UCV is moving toward European higher education system-building — European University Alliances, open science, and ERA alignment — which makes them a more relevant partner for coordination projects than for thematic research grants.
How they like to work
UCV has never led an H2020 project, entering first as a third party (a peripheral supporting role) and then as a full participant within a large European University Alliance consortium. This suggests they are comfortable joining established networks rather than initiating them. With 15 partners across 9 countries, their network is diverse but driven by alliance membership rather than repeat bilateral partnerships — typical of universities that build reach through institutional consortia rather than focused research teams.
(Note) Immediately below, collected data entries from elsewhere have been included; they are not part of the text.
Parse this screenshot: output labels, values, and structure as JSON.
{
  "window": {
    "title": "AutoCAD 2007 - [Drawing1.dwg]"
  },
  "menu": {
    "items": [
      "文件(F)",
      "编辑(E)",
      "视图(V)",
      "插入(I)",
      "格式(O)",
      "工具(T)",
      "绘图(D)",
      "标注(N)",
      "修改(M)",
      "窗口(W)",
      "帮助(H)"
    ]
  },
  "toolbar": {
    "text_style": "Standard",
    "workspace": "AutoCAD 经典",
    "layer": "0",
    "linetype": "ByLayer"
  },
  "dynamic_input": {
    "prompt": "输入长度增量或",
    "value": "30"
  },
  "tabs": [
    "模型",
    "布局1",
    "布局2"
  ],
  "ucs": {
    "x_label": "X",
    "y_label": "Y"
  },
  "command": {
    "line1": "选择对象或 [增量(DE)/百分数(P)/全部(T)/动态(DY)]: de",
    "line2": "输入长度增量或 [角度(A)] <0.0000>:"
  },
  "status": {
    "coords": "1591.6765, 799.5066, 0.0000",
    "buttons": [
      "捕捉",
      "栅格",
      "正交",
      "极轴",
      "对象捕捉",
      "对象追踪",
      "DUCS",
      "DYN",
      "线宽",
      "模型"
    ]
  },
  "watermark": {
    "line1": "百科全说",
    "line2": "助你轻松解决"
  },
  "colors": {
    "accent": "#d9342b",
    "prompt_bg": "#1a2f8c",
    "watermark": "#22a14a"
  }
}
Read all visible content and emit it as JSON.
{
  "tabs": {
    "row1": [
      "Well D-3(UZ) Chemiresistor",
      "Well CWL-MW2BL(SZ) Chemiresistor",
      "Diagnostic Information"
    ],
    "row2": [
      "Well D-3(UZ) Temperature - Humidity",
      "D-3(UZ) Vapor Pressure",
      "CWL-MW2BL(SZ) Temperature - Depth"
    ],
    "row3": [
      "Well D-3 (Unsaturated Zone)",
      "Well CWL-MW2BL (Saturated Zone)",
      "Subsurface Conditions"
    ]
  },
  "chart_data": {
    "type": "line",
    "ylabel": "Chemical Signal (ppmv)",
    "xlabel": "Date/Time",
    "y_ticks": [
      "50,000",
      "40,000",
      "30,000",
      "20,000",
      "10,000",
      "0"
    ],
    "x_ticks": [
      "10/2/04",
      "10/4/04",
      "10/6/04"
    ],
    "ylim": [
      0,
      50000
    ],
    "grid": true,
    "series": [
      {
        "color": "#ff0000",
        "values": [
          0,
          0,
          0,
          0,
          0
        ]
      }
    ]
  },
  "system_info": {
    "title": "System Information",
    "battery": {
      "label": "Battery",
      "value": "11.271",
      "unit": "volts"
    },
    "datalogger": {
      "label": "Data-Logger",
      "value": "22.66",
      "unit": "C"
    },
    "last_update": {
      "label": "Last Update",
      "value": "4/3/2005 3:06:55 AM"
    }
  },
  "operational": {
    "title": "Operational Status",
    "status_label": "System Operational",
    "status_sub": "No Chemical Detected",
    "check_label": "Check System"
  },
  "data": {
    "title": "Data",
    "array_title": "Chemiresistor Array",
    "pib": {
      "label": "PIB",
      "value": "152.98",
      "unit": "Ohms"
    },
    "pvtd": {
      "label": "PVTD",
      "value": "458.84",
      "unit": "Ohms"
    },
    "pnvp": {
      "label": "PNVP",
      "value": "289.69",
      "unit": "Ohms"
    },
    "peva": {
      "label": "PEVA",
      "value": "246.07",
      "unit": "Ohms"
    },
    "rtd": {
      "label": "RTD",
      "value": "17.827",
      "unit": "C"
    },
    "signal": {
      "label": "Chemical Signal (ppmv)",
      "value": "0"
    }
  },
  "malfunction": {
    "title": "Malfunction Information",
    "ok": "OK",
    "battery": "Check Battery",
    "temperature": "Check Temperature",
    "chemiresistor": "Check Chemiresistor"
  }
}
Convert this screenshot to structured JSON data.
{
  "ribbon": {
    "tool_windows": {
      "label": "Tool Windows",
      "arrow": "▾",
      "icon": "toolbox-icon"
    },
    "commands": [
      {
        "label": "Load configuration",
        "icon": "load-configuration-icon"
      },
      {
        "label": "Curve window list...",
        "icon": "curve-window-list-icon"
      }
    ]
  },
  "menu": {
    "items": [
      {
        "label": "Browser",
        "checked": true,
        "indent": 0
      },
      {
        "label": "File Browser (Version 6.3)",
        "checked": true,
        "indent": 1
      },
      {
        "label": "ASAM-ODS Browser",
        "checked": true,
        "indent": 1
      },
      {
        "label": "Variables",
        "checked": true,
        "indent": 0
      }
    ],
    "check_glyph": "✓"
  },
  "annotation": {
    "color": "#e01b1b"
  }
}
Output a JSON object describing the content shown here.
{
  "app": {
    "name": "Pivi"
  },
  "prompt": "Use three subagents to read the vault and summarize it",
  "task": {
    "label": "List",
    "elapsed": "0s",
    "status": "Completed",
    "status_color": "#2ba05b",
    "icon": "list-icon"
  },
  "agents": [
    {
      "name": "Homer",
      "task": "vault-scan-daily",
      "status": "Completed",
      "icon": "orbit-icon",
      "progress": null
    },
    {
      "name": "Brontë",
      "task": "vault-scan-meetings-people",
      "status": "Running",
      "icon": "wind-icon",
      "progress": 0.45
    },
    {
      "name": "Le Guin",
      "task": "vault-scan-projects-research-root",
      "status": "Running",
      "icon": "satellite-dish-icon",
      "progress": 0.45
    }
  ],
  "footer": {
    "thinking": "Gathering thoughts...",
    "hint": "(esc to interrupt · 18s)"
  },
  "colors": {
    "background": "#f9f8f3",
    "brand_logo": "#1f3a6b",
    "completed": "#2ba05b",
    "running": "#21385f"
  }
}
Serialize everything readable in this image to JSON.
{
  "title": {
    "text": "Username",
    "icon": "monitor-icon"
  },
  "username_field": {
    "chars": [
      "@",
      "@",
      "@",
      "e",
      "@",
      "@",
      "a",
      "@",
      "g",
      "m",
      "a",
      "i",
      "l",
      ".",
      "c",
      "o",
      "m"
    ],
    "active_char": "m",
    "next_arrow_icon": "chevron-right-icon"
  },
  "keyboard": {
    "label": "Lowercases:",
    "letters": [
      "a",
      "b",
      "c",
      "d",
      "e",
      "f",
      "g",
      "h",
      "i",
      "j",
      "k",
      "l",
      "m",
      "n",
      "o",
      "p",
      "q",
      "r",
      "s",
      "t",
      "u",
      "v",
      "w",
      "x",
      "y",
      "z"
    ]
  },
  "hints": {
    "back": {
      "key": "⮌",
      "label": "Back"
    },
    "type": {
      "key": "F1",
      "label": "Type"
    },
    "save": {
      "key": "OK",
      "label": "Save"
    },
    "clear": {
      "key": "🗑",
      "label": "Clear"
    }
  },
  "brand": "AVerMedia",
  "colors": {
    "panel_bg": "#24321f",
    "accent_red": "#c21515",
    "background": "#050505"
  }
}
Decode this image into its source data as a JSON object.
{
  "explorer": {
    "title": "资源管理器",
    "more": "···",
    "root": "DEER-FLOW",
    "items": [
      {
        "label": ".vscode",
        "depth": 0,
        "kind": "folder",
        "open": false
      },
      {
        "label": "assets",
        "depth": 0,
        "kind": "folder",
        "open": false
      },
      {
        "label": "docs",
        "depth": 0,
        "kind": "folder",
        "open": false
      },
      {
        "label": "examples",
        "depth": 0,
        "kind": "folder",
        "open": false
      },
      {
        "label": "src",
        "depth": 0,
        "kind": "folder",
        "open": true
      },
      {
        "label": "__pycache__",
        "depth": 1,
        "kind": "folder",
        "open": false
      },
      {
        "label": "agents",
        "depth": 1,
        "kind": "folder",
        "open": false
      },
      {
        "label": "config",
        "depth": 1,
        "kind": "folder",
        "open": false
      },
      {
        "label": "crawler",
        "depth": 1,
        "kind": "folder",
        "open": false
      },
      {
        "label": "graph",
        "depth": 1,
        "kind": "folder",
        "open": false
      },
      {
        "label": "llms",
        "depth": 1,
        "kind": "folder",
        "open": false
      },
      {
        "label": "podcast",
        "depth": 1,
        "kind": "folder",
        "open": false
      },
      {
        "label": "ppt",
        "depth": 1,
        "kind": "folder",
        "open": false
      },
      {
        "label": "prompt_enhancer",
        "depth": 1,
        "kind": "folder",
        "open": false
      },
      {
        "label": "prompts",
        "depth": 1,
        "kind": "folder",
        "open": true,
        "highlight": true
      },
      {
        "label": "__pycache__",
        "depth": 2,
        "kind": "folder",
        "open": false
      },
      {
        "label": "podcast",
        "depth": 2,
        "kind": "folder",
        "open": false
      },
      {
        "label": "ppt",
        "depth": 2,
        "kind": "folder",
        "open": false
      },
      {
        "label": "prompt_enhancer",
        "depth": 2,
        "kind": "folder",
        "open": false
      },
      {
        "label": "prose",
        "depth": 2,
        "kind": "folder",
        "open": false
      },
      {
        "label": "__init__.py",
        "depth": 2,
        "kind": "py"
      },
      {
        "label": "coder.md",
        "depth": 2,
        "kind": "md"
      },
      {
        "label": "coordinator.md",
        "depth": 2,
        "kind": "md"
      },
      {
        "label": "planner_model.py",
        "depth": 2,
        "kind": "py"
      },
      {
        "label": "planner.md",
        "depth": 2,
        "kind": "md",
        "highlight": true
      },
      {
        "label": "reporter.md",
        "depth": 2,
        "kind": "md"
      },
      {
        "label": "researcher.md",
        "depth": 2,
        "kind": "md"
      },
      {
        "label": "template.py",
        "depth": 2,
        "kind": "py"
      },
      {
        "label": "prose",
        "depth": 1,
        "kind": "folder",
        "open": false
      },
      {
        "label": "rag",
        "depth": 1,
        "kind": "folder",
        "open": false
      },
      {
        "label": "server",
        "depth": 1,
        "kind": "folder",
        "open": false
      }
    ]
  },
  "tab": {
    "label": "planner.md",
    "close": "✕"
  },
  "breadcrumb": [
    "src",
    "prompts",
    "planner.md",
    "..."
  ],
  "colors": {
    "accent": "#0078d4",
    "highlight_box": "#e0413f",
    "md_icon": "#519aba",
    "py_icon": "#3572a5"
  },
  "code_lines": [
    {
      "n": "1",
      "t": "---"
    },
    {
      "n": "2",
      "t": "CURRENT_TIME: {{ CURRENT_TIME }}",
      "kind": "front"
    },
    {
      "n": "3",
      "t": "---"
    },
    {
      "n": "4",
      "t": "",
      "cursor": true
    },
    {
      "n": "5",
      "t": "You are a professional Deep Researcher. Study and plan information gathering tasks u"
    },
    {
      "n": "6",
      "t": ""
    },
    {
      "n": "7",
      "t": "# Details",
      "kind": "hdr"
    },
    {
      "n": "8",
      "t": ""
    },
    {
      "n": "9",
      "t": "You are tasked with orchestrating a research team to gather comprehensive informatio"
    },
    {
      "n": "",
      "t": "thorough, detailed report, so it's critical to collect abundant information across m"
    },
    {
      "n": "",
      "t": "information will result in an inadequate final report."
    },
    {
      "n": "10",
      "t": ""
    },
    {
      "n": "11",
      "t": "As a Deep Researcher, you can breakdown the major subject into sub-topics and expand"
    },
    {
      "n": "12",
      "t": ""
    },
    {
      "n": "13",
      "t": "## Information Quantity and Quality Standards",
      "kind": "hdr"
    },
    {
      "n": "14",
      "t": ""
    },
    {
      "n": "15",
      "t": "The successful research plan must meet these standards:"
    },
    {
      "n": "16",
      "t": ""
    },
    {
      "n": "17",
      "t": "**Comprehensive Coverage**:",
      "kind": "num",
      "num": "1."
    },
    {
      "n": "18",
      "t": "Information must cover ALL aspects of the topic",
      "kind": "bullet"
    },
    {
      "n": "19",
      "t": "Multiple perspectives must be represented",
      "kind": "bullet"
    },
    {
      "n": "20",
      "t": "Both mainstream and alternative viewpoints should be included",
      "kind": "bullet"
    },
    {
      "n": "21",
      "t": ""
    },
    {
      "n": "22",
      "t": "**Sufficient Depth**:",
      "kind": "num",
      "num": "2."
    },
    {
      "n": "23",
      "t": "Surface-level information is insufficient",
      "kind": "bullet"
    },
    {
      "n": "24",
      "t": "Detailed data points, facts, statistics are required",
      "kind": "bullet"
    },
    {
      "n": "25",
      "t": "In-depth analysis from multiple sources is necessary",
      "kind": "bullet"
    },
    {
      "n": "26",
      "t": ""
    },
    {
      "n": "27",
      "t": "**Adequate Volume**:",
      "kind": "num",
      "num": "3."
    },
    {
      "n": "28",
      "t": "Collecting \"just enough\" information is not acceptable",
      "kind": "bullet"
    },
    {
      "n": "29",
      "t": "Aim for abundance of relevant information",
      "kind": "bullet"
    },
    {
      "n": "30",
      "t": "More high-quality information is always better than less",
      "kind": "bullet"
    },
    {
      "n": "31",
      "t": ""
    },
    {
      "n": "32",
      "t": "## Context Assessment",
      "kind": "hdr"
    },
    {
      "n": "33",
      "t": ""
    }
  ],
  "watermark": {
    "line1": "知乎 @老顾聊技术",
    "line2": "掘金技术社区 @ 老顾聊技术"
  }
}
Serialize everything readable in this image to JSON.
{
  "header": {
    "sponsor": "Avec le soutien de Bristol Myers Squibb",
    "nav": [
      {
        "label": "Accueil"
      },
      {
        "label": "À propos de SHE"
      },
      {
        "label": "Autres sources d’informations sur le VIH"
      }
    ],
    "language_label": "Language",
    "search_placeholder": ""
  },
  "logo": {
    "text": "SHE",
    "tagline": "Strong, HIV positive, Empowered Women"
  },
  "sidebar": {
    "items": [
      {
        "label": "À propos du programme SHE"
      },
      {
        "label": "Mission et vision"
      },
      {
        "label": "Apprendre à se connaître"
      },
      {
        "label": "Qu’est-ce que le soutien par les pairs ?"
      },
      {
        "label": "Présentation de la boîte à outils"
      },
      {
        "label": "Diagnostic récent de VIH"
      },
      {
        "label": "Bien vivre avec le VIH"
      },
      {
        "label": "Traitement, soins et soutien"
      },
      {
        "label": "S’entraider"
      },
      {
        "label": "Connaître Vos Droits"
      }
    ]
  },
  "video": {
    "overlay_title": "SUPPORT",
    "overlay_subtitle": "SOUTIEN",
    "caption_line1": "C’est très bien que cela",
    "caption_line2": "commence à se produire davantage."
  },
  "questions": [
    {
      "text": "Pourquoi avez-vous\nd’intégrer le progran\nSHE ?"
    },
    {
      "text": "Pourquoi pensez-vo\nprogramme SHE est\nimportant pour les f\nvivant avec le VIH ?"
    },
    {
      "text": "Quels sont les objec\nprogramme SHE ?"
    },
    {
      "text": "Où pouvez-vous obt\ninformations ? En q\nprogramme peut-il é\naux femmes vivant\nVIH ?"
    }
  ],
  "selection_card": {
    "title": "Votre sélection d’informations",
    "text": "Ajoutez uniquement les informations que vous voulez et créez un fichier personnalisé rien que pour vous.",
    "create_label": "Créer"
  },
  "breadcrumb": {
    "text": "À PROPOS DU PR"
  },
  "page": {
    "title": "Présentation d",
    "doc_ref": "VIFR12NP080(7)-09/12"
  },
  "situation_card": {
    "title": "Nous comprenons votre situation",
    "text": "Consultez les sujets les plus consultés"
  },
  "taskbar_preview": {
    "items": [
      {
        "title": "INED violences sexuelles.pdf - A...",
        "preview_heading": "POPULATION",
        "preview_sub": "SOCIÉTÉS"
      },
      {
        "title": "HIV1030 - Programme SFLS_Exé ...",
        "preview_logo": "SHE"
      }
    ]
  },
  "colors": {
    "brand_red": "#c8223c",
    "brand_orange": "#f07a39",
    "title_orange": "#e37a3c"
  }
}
UCV has collaborated with 15 unique partners across 9 countries, a breadth explained by their participation in a multi-partner European University Alliance (EU-CONEXUS). Their network is European in scope but consortium-driven rather than organically built through repeated bilateral collaboration.
What sets them apart
UCV is one of very few private Catholic universities in Spain with active EU H2020 participation, giving it a distinctive institutional profile that combines values-based governance with European research credentials. Their dual track — health ethics on one side, European university alliance membership on the other — makes them an unusual bridge between bioethics, social inclusion, and higher education reform. For consortium builders needing a Spanish HES partner with a clear social mission, cross-sector reach, and EU alliance affiliation, UCV fills a specific and underserved niche.
Highlights from their portfolio
- EU-CONEXUS-RFSUCV's only funded H2020 project (EUR 358,675), and their participation in the EU-CONEXUS European University Alliance signals institutional ambition to operate at the ERA level across smart urban coastal sustainability, open science, and researcher career development.
- I-CONSENTThough UCV contributed as a third party, the project's focus on gender-sensitive informed consent guidelines for vulnerable populations — including vaccine research — reflects a rare specialisation in applied research ethics within a Catholic university framework.